Happy Feast Day Saint Monica

I haven’t much time left in my workday to give enough praise to Saint Monica whose feast day we celebrate today, but I would like to emphasize a few of the virtues that made her so great.

This is a mother who never gave up on a wayward son named Augustine. Let that be a lesson to all those mothers who are suffering through the rebellion of their children. Nor did she give up on her pagan and, at times, violent and unfaithful husband, Patritius, whom she won for Christ at the eleventh hour. Where Monica lived in the city of Tagaste, in North Africa, in the mid-fourth century, Catholic Christians were a minority.  Most of the people were still pagan and there were plenty of sects and heresies as well.  Catholic women, who were in a similar situation as Monica, with pagan husbands from arranged marriages, looked up to her as a model of patience. Her advice was to speak to their spouses when the opportunity was ripe, and never respond to a husband’s anger with abrasive words, rather keep silence and be patient.

With the conversion of her husband, her hopes soared that his influence would bring about their son’s conversion, for Patritius was always very good to his son, supporting him in his education and, making a man out of a boy. Even though Augustine’s parents did convince him to enroll as a catechumen, his mother’s ardent aspiration did not materialize, as young Augustine was off on his own keeping society with dangerous companions and imbibing the proliferating doctrines of the new and popular Manichaean sect. So upset was Monica when Augustine abandoned the catechumenate that she even ordered him out of the house; she soon after relented when she received a vision in her sleep assuring her that the young man would become a Christian.  It would take eighteen long years before the mother’s tears and prayers would win the battle and conquer the vagrant soul of her first-born son. Eighteen years!  But she always believed and hoped. One bishop, known for his holiness, encouraged her at a time when she was most desolate: “It cannot be that God would allow the child of so many tears to be lost.”

One day, when Augustine was around thirty-years-old, he told his mother that he was going down to the docks to see a friend who was embarking for Italy.  He lied to his mother, foolishly imagining that if he told her the truth it would end up in an emotional scene.  It was Augustine himself who boarded that ship to Rome.  When Monica discovered this, what did she do? Did she retreat into despair? Did she complain to God? No, she did not.  And that is why I love Saint Monica so much.  She got on the next ship and followed her son to Rome.  And when she discovered in Rome that Augustine had gone north to Milan, she took off for Milan. You all know the rest of the story, how she convinced her son to go and speak to the bishop, Saint Ambrose. This meeting between the two doctors was a major step in Augustine’s conversion, which came shortly afterwards.

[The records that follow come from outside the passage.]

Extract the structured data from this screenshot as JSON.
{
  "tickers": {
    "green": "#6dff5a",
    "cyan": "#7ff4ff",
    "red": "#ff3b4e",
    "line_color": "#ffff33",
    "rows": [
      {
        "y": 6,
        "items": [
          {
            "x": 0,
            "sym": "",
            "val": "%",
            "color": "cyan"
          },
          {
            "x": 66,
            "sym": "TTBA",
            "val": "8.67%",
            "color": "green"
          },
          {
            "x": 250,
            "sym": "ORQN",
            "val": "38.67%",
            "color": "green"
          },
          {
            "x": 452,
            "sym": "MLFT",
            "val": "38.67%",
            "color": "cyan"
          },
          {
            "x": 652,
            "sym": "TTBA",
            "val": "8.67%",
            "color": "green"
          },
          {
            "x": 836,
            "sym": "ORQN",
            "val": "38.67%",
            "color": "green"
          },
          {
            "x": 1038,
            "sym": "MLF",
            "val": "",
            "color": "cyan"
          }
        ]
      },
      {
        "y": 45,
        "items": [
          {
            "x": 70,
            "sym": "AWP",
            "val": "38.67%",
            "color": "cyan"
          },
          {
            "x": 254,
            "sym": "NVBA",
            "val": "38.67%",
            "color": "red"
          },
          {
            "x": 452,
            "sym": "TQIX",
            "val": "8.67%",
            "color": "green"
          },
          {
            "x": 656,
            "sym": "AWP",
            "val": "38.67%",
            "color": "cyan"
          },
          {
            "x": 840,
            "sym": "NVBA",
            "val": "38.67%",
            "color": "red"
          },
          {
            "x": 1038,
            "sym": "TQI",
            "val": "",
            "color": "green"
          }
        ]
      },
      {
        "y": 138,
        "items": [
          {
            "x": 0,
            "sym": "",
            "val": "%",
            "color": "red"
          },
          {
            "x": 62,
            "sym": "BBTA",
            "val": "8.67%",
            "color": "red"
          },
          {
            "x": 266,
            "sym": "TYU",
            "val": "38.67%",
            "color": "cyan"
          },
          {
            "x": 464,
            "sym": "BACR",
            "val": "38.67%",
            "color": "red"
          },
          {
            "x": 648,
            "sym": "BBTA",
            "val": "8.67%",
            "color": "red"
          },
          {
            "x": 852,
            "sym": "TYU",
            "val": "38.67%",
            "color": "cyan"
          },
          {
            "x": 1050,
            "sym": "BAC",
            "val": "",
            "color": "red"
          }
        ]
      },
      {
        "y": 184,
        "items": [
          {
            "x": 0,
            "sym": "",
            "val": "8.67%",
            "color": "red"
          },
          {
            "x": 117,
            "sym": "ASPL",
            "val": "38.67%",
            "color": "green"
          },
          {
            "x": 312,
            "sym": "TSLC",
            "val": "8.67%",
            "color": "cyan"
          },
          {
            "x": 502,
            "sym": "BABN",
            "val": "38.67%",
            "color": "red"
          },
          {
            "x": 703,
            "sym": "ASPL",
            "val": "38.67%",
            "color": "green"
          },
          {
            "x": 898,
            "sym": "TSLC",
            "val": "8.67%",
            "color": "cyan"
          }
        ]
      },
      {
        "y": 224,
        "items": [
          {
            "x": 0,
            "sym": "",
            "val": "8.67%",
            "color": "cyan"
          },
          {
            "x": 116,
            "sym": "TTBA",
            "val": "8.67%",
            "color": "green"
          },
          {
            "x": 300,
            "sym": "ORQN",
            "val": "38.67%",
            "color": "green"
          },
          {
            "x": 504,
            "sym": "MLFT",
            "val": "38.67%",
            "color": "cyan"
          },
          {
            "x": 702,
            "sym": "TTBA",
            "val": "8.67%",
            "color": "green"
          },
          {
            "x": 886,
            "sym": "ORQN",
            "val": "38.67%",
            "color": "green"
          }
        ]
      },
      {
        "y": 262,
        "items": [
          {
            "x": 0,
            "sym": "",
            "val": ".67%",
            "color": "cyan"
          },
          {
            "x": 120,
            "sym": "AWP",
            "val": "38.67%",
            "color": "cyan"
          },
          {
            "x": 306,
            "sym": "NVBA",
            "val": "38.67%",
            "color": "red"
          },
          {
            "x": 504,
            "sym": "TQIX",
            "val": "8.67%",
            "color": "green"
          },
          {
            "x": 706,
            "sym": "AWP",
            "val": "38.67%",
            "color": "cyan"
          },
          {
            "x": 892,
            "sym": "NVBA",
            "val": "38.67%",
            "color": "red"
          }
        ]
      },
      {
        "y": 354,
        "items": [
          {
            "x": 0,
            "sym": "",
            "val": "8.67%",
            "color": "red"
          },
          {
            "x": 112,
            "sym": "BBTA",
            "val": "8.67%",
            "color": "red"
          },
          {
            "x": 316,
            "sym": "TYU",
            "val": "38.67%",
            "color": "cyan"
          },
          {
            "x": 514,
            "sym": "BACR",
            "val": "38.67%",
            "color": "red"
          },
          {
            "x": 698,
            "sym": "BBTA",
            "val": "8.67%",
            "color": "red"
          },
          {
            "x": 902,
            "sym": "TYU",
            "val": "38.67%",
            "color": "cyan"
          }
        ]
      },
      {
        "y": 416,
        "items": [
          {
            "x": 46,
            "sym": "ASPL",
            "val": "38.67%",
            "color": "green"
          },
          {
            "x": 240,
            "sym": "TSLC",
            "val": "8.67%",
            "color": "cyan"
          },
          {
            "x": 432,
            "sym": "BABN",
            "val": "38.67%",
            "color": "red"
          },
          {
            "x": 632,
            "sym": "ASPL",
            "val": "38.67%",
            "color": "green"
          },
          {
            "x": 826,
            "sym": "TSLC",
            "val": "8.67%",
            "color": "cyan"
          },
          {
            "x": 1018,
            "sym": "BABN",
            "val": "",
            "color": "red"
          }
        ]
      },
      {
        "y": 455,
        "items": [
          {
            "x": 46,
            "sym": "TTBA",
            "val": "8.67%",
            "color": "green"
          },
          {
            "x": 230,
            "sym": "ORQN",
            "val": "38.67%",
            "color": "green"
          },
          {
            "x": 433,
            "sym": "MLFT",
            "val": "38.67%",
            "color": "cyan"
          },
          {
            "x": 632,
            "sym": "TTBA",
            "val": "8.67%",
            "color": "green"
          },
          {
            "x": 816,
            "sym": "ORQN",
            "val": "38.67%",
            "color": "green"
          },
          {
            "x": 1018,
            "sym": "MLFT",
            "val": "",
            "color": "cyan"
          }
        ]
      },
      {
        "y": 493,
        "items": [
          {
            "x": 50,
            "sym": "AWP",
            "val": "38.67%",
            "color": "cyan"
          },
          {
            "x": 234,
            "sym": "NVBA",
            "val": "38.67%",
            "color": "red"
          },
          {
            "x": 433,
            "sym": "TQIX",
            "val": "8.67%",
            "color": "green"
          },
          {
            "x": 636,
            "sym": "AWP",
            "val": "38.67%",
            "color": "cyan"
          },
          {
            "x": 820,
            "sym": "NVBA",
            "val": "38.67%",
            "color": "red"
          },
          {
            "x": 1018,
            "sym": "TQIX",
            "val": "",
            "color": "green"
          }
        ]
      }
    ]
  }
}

But I am writing about Monica.  After the baptism of her son in 386, the two were inseparable.  They settled for a time near the seashore in Ostia where Augustine, always the scholar, would hold weekly symposiums on the Faith with his Catholic friends. His mother held the chair of honor in every meeting, often offering her wisdom and her questions to the participants.  It was here as she and Augustine were gazing one night at the stars and speaking about the mystery of the Blessed Trinity that they both, as one mind, entered into an ecstasy, each receiving the same identical light and vision, a vision not of forms but of spirit.  Saint Augustine writes in his Confessions that human language could not convey what they experienced that night in that divine light.

Soon after this experience Saint Monica as a gentle mother told her son very gracefully and sweetly that her mission was over and that she had a premonition that she would soon die. On her deathbed she had one request of her son, who by this time had determined to become a priest, that was that he would “remember her soul at the altar.” It was on May 4, 487, less than a year after Augustine’s conversion that Saint Monica left this world. He was thirty-three and she was fifty-one.  Their bodies rest together today in the Church of Saint Augustine in Rome.